Release Date 18 July 2014

Professor Eleanor Dickey

The University of Reading is delighted to announce that Professor Eleanor Dickey has been elected as a Fellow of the British Academy.

This prestigious award reflects Professor Dickey's standing as a leader in the field of Latin and Greek languages and linguistics.

The British Academy is the UK's national body which champions and supports the humanities and social sciences.  This year the Academy elected 42 highly distinguished UK academics in recognition of their outstanding research.

Eleanor Dickey was educated at Bryn Mawr College in America and Merton College Oxford, where she received her PhD twenty years ago. She has published more than eighty scholarly works, including four monographs, which have revealed a fascinating insight into life in the ancient world.

Her most recent book, The Colloquia of the Hermeneumata Pseudodositheana, concerns one of the Western world's oldest surviving children's books. This ancient textbook was designed to help Latin speakers learn Greek and Greek speakers learn Latin.

Professor Dickey has reconstructed the ancient textbook from medieval manuscripts and fragments of ancient papyri and translated it into English. The text is a priceless insight into daily life in the Roman Empire, containing school scenes and dialogues illustrating shopping, banking, bathing, and dining.

Professor Dickey joined the University of Reading in 2013; she has previously taught at the University of Ottawa in Canada and Columbia University in New York.

Professor Dickey said: "I am thrilled to have been elected to the British Academy, an organisation whose members include many people I greatly admire and whose work I find inspiring. It is wonderful that they consider me worthy to join their ranks. In doing so they have conferred on me a tremendous honour and I shall do my best to live up to it."

With Eleanor's appointment, the University of Reading is now one of only five universities in the country with a British Academy classicist currently in post.

Including retired faculty members the British Academy Classics section now includes four current or former Reading classicists.

"This large number is very unusual for such a small department," added Professor Dickey. "This is a testimony to the supportive and productive environment Reading offers its staff. I am enjoying my time at the University of Reading enormously."

Professor Annalisa Marzano, Head of the Department of Classics, said: "Many congratulations to Eleanor. This tremendous honour is testament to her work which is transforming our understanding of theancient world. Her role in developing the careers of academics is also very noteworthy. The Hortensii project, which Eleanor founded, is a key initiative for PhDs looking to find permanent academic jobs."

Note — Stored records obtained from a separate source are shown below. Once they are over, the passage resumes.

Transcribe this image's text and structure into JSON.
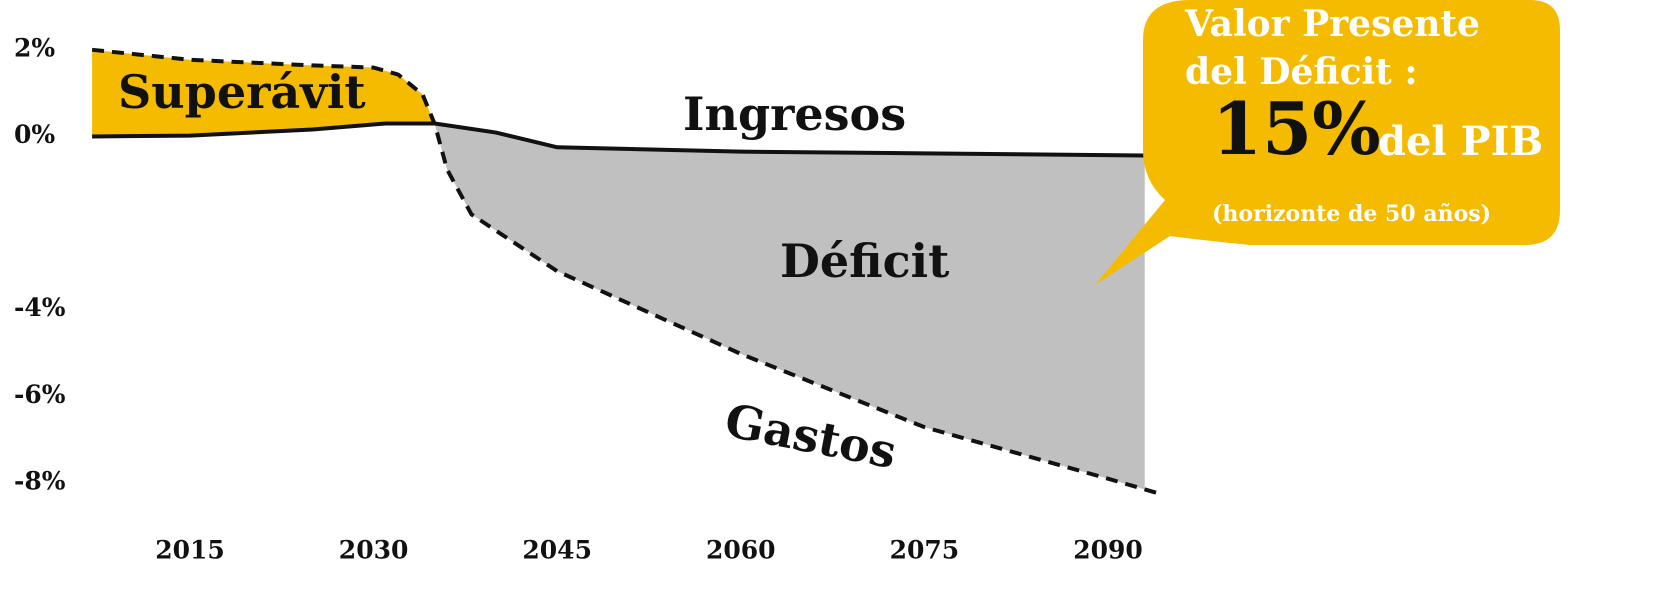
{
  "chart_data": {
    "type": "line",
    "x": null,
    "series": [
      {
        "name": "Ingresos",
        "color": "#111111",
        "dash": false,
        "x": [
          2007,
          2015,
          2025,
          2031,
          2035,
          2040,
          2045,
          2060,
          2075,
          2093
        ],
        "values": [
          0.0,
          0.02,
          0.16,
          0.3,
          0.3,
          0.09,
          -0.25,
          -0.35,
          -0.39,
          -0.44
        ]
      },
      {
        "name": "Gastos",
        "color": "#111111",
        "dash": true,
        "x": [
          2007,
          2015,
          2025,
          2030,
          2032,
          2034,
          2035,
          2036,
          2038,
          2045,
          2060,
          2075,
          2090,
          2094
        ],
        "values": [
          2.0,
          1.77,
          1.64,
          1.59,
          1.43,
          0.97,
          0.28,
          -0.76,
          -1.8,
          -3.11,
          -5.02,
          -6.71,
          -7.9,
          -8.23
        ]
      }
    ],
    "surplus_color": "#f5bb00",
    "deficit_color": "#c0c0c0",
    "xlim": [
      2000,
      2100
    ],
    "xticks": [
      2015,
      2030,
      2045,
      2060,
      2075,
      2090
    ],
    "ylim": [
      -9.2,
      3.15
    ],
    "yticks": [
      {
        "value": 2,
        "label": "2%"
      },
      {
        "value": 0,
        "label": "0%"
      },
      {
        "value": -4,
        "label": "-4%"
      },
      {
        "value": -6,
        "label": "-6%"
      },
      {
        "value": -8,
        "label": "-8%"
      }
    ],
    "annotations": {
      "surplus": "Superávit",
      "revenue": "Ingresos",
      "deficit": "Déficit",
      "spending": "Gastos"
    },
    "callout": {
      "line1": "Valor Presente",
      "line2": "del Déficit :",
      "value": "15%",
      "unit": "del PIB",
      "note": "(horizonte de 50 años)",
      "color": "#f5bb00"
    }
  }
}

The new British Academy Fellows span the full range of the Academy's subject areas across the humanities and social sciences, from history to psychology, economics to law, literature to philosophy and languages to archaeology.

Lord Stern, President of the British Academy, said: "I am delighted to welcome these fine researchers and scholars into our Fellowship. Our Fellows are elected from across the UK for their distinction in the humanities and social sciences. Together they represent an unrivalled reserve of expertise and knowledge."